The surface grass was entirely Schoenoplectus americanus (bulrush), a very common species in brackish marshes. The Spartina grasses were nowhere to be seen, but the bulrush had been severely cropped by Nutria, leaving large empty patches spotting the marsh.

The three stations had been set out like a well thought out ecology exam. Each station exhibited a different problem ranging from salt-water intrusion to destruction by the invasive Nutria species.

Long before the recent spill or even Katrina, coastal scientists have been saying that marsh degradation is the real problem that puts New Orleans at risk. They estimate that every mile of healthy marsh can reduce the amount of hurricane generated storm surges by a foot, so if these marshes had not been channalized, New Orleans never would have been flooded (Levee failure was the main reason so much of the city was inundated). But what was needed was a way to understand in detail what was happening to every part of the millions of acres of marsh that flank this coast.

The three sites we had just sampled were the result a program that started when Congress passed the Coastal Wetlands Planning Protection and Restoration Project in 1990. Michael explained that the act set aside money to monitor the entire coastal system of southern Louisiana.

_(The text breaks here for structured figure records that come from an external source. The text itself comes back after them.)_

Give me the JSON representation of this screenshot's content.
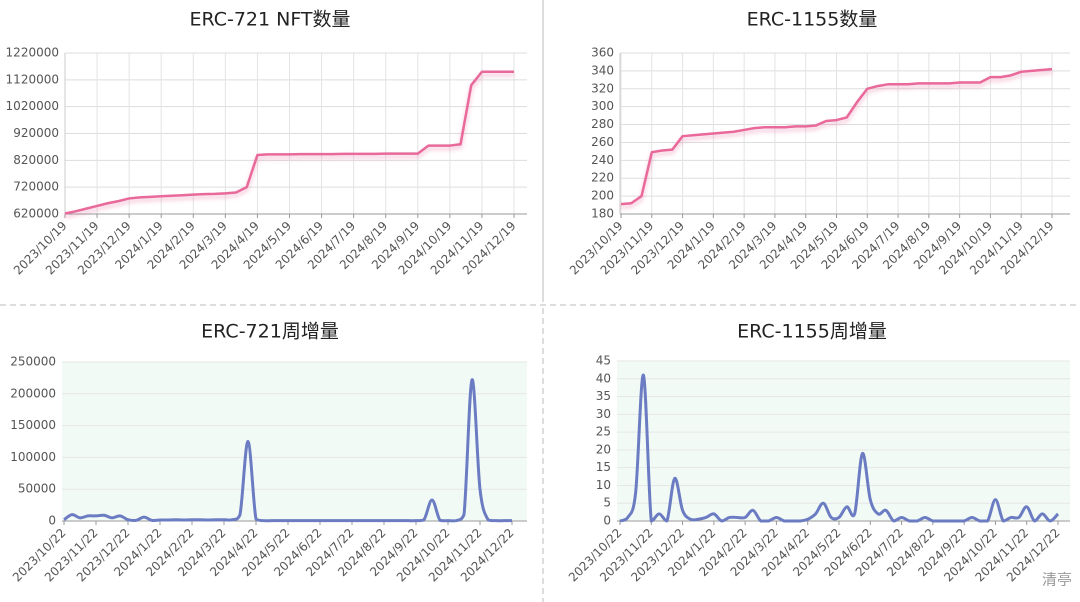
{
  "chart_data": [
    {
      "type": "line",
      "title": "ERC-721 NFT数量",
      "color": "#e8699a",
      "grid": true,
      "smooth": false,
      "background": "#ffffff",
      "categories": [
        "2023/10/19",
        null,
        null,
        "2023/11/19",
        null,
        null,
        "2023/12/19",
        null,
        null,
        "2024/1/19",
        null,
        null,
        "2024/2/19",
        null,
        null,
        "2024/3/19",
        null,
        null,
        "2024/4/19",
        null,
        null,
        "2024/5/19",
        null,
        null,
        "2024/6/19",
        null,
        null,
        "2024/7/19",
        null,
        null,
        "2024/8/19",
        null,
        null,
        "2024/9/19",
        null,
        null,
        "2024/10/19",
        null,
        null,
        "2024/11/19",
        null,
        null,
        "2024/12/19"
      ],
      "values": [
        622000,
        630000,
        640000,
        650000,
        660000,
        668000,
        678000,
        682000,
        684000,
        686000,
        688000,
        690000,
        692000,
        694000,
        695000,
        697000,
        700000,
        720000,
        840000,
        842000,
        842000,
        842000,
        843000,
        843000,
        843000,
        843000,
        844000,
        844000,
        844000,
        844000,
        845000,
        845000,
        845000,
        845000,
        875000,
        875000,
        875000,
        880000,
        1100000,
        1150000,
        1150000,
        1150000,
        1150000
      ],
      "ylim": [
        620000,
        1220000
      ],
      "yticks": [
        620000,
        720000,
        820000,
        920000,
        1020000,
        1120000,
        1220000
      ]
    },
    {
      "type": "line",
      "title": "ERC-1155数量",
      "color": "#e8699a",
      "grid": true,
      "smooth": false,
      "background": "#ffffff",
      "categories": [
        "2023/10/19",
        null,
        null,
        "2023/11/19",
        null,
        null,
        "2023/12/19",
        null,
        null,
        "2024/1/19",
        null,
        null,
        "2024/2/19",
        null,
        null,
        "2024/3/19",
        null,
        null,
        "2024/4/19",
        null,
        null,
        "2024/5/19",
        null,
        null,
        "2024/6/19",
        null,
        null,
        "2024/7/19",
        null,
        null,
        "2024/8/19",
        null,
        null,
        "2024/9/19",
        null,
        null,
        "2024/10/19",
        null,
        null,
        "2024/11/19",
        null,
        null,
        "2024/12/19"
      ],
      "values": [
        191,
        192,
        200,
        249,
        251,
        252,
        267,
        268,
        269,
        270,
        271,
        272,
        274,
        276,
        277,
        277,
        277,
        278,
        278,
        279,
        284,
        285,
        288,
        305,
        320,
        323,
        325,
        325,
        325,
        326,
        326,
        326,
        326,
        327,
        327,
        327,
        333,
        333,
        335,
        339,
        340,
        341,
        342
      ],
      "ylim": [
        180,
        360
      ],
      "yticks": [
        180,
        200,
        220,
        240,
        260,
        280,
        300,
        320,
        340,
        360
      ]
    },
    {
      "type": "line",
      "title": "ERC-721周增量",
      "color": "#6b7cc2",
      "grid": false,
      "smooth": true,
      "background": "#f2faf6",
      "categories": [
        "2023/10/22",
        null,
        null,
        null,
        "2023/11/22",
        null,
        null,
        null,
        "2023/12/22",
        null,
        null,
        null,
        "2024/1/22",
        null,
        null,
        null,
        "2024/2/22",
        null,
        null,
        null,
        "2024/3/22",
        null,
        null,
        null,
        "2024/4/22",
        null,
        null,
        null,
        "2024/5/22",
        null,
        null,
        null,
        "2024/6/22",
        null,
        null,
        null,
        "2024/7/22",
        null,
        null,
        null,
        "2024/8/22",
        null,
        null,
        null,
        "2024/9/22",
        null,
        null,
        null,
        "2024/10/22",
        null,
        null,
        null,
        "2024/11/22",
        null,
        null,
        null,
        "2024/12/22"
      ],
      "values": [
        2000,
        10000,
        5000,
        8000,
        8000,
        9000,
        5000,
        8000,
        2000,
        1000,
        6000,
        1000,
        1500,
        1500,
        2000,
        1500,
        2000,
        2000,
        1500,
        2000,
        2000,
        2000,
        10000,
        125000,
        3000,
        500,
        500,
        500,
        500,
        500,
        500,
        500,
        500,
        500,
        500,
        500,
        500,
        500,
        500,
        500,
        500,
        500,
        500,
        500,
        500,
        2000,
        33000,
        1000,
        500,
        500,
        10000,
        222000,
        50000,
        2000,
        500,
        500,
        500
      ],
      "ylim": [
        0,
        250000
      ],
      "yticks": [
        0,
        50000,
        100000,
        150000,
        200000,
        250000
      ]
    },
    {
      "type": "line",
      "title": "ERC-1155周增量",
      "color": "#6b7cc2",
      "grid": false,
      "smooth": true,
      "background": "#f2faf6",
      "categories": [
        "2023/10/22",
        null,
        null,
        null,
        "2023/11/22",
        null,
        null,
        null,
        "2023/12/22",
        null,
        null,
        null,
        "2024/1/22",
        null,
        null,
        null,
        "2024/2/22",
        null,
        null,
        null,
        "2024/3/22",
        null,
        null,
        null,
        "2024/4/22",
        null,
        null,
        null,
        "2024/5/22",
        null,
        null,
        null,
        "2024/6/22",
        null,
        null,
        null,
        "2024/7/22",
        null,
        null,
        null,
        "2024/8/22",
        null,
        null,
        null,
        "2024/9/22",
        null,
        null,
        null,
        "2024/10/22",
        null,
        null,
        null,
        "2024/11/22",
        null,
        null,
        null,
        "2024/12/22"
      ],
      "values": [
        0,
        1,
        8,
        41,
        0,
        2,
        0,
        12,
        3,
        0.5,
        0.5,
        1,
        2,
        0,
        1,
        1,
        1,
        3,
        0,
        0,
        1,
        0,
        0,
        0,
        0.5,
        2,
        5,
        1,
        1,
        4,
        2,
        19,
        6,
        2,
        3,
        0,
        1,
        0,
        0,
        1,
        0,
        0,
        0,
        0,
        0,
        1,
        0,
        0,
        6,
        0,
        1,
        1,
        4,
        0,
        2,
        0,
        2
      ],
      "ylim": [
        0,
        45
      ],
      "yticks": [
        0,
        5,
        10,
        15,
        20,
        25,
        30,
        35,
        40,
        45
      ]
    }
  ],
  "watermark": "清亭"
}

“Today the Coastwide Reference Monitoring System is the only program in the world where we have guaranteed funding to monitor the entire marsh. CRMS was the brainchild of my boss Dr. Greg Steyer. In 2003 he wrote a paper that indicated that if you monitored a hundred marsh sites every month it would provide you with a 95% confidence level that your results would be accurate. But if you sampled 400 sites for salinity, vegetation, temperature and soil characteristics you could accurately see a 20% change in vegetation. Eventually they compromised and selected 390 sites. We visit most of them every month and the data is downloaded onto our website. Each site receives a report card so you can see both the short and long-term changes that have occurred since 2005.”

But Bobby Jindal didn’t have any of this in mind when he arm wrestled BP into putting up $360 Million dollars to dredge sediments out of the Mississippi River and use them to construct berms to prevent oil from entering the marshes. It was clear from the beginning, that the Louisiana governor’s idea was a hare-brained scheme. Only a piddling amount of oil was ever contained by the berms. But after the spill was capped, more than $ 276 million dollars had already been spent and Governor Jindal had to justify their expense. Within weeks, he started saying that program would continue and it’s real purpose was to rebuild Louisiana’s offshore islands to protect her marshes.

Coastal scientists were shocked. For years they had been trying to wrestle money out of government agencies to restore Louisiana’s marshes. Now it was being done with money from the private sector — and from BP no less!

Michael explained that there were no guarantees that the project will work exactly as advertised. Most of the sand would wash offshore in succeeding storms, but in doing so it would be sacrificed to protect the underlying structure of the islands. After the storms passed succeeding waves were supposed to wash the sand back ashore to rebuild the berms.

While there are no guarantees, it is clear that this is probably Louisiana’s last and best chance, to finally get it right. It is ironic that this state of the art program might be the ultimate legacy of the spill. If so, it wont be a moment too soon. It is only a matter of time before another Katrina knocks on one of New Orleans’ ornate iron grill front doors.